The U.A.E. is located in the Middle East on the eastern side of the Arabian Gulf between Saudi Arabia and Oman. It is a federation of seven individually governed emirates. Dubai, with a population of about 800,000, is the most Westernized and liberal city in the Middle East. The city is growing at a rate of about 6% per year.
Unlike Abu Dhabi, the richest emirate in the U.A.E. with its large oil reserves, Dubai is building its economy on tourism and international trade. It has become the shopping mecca and playground of the Arab world. Arabs from other Muslim countries travel to Dubai for vacations and shopping. There are 300 hotels and resorts and dozens of 5 star ones. The newest hotel, Burj Al Arab (Queen of Arabia), is shaped like a giant sail and is the world's tallest hotel at 100 stories. It is rated at 7 stars. The shopping malls are world class. The city abounds with high quality restaurants. Unlike most areas in the world, the best restaurants are usually found in the hotels, as only hotel restaurants can serve liquor.

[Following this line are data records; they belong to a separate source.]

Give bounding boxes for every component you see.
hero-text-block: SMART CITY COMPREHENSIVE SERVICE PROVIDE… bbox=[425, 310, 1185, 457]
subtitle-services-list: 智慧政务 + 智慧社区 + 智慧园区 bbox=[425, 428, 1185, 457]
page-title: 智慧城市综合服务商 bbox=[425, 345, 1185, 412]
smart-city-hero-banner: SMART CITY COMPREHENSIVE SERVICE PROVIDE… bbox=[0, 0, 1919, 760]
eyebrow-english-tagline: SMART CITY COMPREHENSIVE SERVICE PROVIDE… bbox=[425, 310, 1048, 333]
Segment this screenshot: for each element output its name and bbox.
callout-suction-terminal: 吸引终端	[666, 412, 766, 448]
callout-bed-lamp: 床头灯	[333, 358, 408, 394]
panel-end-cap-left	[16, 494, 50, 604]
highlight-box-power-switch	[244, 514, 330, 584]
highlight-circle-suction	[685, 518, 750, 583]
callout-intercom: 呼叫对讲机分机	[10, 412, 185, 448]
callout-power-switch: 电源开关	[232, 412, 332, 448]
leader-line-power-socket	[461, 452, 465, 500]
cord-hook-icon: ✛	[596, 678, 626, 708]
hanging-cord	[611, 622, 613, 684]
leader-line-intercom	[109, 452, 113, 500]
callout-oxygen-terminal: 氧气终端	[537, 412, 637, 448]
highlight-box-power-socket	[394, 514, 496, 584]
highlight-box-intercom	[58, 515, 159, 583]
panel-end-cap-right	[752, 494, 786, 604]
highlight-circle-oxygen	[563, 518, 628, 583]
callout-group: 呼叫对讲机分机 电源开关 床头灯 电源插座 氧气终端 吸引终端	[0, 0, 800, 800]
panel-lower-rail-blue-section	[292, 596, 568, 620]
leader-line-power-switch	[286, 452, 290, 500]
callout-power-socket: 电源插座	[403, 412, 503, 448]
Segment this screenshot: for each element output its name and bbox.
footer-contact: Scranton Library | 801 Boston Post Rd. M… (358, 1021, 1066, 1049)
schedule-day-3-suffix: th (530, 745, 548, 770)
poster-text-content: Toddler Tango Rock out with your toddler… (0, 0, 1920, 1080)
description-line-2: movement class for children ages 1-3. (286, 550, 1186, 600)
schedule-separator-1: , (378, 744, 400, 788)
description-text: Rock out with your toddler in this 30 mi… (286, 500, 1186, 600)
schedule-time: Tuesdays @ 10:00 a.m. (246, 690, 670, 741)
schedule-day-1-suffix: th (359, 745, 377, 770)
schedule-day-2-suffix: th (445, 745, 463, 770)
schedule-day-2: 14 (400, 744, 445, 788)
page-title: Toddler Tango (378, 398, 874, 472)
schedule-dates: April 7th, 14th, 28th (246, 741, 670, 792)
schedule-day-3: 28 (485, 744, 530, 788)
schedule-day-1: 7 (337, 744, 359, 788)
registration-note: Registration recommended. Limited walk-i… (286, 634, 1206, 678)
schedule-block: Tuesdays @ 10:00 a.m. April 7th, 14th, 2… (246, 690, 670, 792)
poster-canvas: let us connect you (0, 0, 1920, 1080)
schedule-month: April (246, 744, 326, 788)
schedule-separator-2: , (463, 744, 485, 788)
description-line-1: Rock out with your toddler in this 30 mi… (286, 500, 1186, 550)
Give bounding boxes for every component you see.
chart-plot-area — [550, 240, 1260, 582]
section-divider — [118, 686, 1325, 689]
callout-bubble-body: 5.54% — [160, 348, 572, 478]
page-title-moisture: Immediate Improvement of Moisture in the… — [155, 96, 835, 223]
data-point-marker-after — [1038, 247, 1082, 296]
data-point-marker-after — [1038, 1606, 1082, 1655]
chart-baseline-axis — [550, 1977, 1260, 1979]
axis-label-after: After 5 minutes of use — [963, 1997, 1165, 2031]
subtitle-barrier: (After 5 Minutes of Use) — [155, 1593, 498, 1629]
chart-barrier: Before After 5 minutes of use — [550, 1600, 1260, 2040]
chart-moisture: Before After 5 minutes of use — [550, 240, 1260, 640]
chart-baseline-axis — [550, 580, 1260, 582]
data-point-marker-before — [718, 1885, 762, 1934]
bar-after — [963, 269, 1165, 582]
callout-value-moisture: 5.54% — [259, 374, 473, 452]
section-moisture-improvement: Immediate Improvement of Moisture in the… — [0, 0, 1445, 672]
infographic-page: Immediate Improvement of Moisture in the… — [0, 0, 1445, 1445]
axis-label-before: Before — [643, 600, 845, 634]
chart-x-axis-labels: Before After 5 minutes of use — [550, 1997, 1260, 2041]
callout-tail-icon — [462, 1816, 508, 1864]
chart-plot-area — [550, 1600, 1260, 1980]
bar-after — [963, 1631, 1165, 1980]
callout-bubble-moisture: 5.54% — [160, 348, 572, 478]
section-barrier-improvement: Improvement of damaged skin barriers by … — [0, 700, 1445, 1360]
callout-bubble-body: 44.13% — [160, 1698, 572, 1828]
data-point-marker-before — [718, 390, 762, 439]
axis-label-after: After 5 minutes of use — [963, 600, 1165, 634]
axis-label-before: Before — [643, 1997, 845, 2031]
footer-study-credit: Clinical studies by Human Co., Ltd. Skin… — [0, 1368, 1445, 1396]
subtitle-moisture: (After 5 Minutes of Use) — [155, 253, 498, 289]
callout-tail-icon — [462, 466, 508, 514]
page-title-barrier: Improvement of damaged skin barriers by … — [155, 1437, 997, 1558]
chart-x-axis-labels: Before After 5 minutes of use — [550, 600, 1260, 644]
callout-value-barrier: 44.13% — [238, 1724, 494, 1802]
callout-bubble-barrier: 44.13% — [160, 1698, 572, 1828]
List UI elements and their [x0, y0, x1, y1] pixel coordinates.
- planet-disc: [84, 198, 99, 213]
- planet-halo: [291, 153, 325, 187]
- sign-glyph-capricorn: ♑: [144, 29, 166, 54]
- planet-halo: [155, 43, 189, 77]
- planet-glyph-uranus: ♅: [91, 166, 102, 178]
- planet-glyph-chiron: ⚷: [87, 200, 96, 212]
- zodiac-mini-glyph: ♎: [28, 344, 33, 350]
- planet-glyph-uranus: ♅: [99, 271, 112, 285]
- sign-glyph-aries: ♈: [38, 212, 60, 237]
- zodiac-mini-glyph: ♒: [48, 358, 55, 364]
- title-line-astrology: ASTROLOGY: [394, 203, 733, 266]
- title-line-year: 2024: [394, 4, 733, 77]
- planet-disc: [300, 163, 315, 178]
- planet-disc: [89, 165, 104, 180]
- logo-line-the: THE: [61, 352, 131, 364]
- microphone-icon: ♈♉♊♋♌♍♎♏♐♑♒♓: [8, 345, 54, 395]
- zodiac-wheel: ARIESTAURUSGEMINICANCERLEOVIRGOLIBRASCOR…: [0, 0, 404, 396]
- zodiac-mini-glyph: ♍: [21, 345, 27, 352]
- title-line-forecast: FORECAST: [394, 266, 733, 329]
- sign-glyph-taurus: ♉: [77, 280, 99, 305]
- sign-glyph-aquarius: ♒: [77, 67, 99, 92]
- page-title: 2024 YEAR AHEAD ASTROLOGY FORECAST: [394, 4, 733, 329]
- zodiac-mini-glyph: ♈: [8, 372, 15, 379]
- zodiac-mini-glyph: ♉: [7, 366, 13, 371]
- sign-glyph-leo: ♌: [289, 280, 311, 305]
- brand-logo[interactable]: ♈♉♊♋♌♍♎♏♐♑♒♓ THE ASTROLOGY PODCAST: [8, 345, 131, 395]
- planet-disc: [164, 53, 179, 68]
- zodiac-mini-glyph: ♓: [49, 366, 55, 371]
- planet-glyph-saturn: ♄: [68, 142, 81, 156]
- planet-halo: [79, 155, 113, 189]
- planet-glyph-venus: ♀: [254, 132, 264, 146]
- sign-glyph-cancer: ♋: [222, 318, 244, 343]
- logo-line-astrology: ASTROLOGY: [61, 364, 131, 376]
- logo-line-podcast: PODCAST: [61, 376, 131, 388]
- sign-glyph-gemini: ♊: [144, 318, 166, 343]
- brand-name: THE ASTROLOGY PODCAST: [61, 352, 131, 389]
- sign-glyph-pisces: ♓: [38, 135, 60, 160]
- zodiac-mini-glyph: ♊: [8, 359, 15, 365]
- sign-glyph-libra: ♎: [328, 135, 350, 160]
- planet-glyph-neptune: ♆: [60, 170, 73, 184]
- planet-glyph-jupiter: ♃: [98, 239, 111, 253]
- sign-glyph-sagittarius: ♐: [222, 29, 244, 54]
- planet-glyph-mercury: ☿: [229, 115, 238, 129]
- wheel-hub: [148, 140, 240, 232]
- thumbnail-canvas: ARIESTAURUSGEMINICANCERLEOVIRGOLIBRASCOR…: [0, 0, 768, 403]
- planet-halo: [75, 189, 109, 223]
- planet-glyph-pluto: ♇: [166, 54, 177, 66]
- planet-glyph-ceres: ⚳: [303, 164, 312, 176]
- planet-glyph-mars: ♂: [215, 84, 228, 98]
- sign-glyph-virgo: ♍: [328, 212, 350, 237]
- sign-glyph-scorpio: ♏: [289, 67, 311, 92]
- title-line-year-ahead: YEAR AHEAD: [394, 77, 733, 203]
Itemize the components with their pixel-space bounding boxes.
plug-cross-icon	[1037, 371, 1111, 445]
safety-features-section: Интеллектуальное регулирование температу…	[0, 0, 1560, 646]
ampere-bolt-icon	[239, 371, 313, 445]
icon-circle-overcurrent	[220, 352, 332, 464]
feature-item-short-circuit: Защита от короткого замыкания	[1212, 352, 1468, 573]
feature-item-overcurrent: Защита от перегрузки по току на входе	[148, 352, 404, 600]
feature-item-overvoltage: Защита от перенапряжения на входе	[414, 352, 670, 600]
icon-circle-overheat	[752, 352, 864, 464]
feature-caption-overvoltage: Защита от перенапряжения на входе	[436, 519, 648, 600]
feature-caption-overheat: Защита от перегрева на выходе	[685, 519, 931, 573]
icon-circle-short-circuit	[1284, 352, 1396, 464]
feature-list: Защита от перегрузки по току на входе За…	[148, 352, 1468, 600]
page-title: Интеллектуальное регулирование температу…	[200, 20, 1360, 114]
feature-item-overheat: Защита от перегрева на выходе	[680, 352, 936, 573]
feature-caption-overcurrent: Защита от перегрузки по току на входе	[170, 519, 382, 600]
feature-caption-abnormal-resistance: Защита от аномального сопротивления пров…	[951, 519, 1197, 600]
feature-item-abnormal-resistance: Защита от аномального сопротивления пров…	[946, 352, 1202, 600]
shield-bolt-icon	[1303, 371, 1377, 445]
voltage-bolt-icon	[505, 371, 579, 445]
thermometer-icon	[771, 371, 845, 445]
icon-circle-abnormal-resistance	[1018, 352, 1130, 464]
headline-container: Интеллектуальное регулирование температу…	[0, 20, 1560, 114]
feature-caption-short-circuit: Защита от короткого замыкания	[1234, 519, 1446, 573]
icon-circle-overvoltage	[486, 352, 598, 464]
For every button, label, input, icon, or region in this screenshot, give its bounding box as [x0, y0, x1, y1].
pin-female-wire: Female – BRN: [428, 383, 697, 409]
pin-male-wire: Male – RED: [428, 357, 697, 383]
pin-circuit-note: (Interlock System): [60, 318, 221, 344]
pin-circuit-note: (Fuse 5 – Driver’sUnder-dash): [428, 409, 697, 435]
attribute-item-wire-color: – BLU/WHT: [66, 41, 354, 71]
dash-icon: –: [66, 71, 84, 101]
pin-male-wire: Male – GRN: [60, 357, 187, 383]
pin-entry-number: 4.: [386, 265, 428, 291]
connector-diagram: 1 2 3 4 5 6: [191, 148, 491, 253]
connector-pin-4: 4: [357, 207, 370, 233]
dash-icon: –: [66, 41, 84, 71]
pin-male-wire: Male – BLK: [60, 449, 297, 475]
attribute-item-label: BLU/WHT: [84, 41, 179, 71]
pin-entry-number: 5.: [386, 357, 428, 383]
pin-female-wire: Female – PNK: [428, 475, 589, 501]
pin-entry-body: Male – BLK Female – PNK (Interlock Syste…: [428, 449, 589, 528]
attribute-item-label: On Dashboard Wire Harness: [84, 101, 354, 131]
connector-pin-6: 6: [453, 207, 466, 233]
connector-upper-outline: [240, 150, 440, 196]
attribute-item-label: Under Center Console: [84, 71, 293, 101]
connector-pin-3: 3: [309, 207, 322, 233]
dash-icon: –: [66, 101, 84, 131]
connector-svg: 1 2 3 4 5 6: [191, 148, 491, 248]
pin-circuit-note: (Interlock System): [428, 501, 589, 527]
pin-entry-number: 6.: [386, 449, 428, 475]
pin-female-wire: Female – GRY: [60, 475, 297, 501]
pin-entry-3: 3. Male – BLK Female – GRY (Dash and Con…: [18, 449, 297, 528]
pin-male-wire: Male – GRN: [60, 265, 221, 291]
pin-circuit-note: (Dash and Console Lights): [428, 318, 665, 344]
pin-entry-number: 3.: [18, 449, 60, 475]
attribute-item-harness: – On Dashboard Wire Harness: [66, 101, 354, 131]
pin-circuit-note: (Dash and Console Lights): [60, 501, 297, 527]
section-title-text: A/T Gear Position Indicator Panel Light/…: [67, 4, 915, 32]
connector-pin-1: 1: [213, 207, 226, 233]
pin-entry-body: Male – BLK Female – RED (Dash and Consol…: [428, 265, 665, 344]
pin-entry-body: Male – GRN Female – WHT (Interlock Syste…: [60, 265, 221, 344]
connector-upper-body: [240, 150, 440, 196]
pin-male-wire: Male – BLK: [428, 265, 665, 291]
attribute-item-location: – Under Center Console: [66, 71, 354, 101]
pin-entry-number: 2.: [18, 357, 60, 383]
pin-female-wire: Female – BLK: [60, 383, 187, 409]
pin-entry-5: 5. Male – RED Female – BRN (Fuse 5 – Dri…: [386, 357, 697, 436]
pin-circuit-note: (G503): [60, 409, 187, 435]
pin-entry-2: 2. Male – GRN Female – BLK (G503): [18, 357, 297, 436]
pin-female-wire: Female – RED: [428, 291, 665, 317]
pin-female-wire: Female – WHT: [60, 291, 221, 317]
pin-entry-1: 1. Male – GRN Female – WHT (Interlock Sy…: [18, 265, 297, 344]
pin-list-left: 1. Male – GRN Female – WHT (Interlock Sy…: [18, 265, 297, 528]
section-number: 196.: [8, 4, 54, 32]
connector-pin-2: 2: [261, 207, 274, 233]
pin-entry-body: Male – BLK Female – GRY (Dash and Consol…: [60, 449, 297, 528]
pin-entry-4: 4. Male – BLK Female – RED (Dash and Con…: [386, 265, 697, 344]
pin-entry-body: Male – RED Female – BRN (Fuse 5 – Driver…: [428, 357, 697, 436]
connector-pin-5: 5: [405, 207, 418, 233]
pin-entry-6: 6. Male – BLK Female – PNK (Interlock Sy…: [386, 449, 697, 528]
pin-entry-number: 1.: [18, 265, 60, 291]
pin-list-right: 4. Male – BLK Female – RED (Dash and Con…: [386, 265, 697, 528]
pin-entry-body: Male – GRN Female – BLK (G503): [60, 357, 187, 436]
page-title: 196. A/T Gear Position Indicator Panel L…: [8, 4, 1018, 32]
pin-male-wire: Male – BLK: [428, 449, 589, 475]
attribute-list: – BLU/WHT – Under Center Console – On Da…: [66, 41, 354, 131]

There is a large Middle East festival, convention, trade exhibition or world class sporting event almost every week in Dubai. The month long March Dubai Shopping Festival attracted 2.4 million visitors in 1999.
Adjoining the City of Dubai and within 30 minutes drive of LouLou Al Dugong's, is the City of Sharjah in the Sharjah Emirate with about another 300,000 residents. Sharjah is much more conservative, with no alcohol allowed.
The climate in Dubai varies from pleasant to hostile. The city has been built in a sand desert at the edge of the Gulf. It rains about 3 inches a year, usually all at once over a couple of days in February. In the winter, temperatures will go into the 50's (Fahrenheit) at night and into the mid 60's during the day. In the summer, it will often be 125 degrees with high humidity. One day when it was 115º, there was fog. It is not hard to understand why everything in the city is air conditioned.
Although the City has been built in a desert, it is surprisingly green. The government has spent millions on landscaping the City and developing an extensive parks system. A City wide distribution system has been developed to use gray waste water to irrigate all the greenery, as during the summer grass and other non-indigenous vegetation needs almost constant irrigation. The government plans to have 15% of the City's land area in greenery.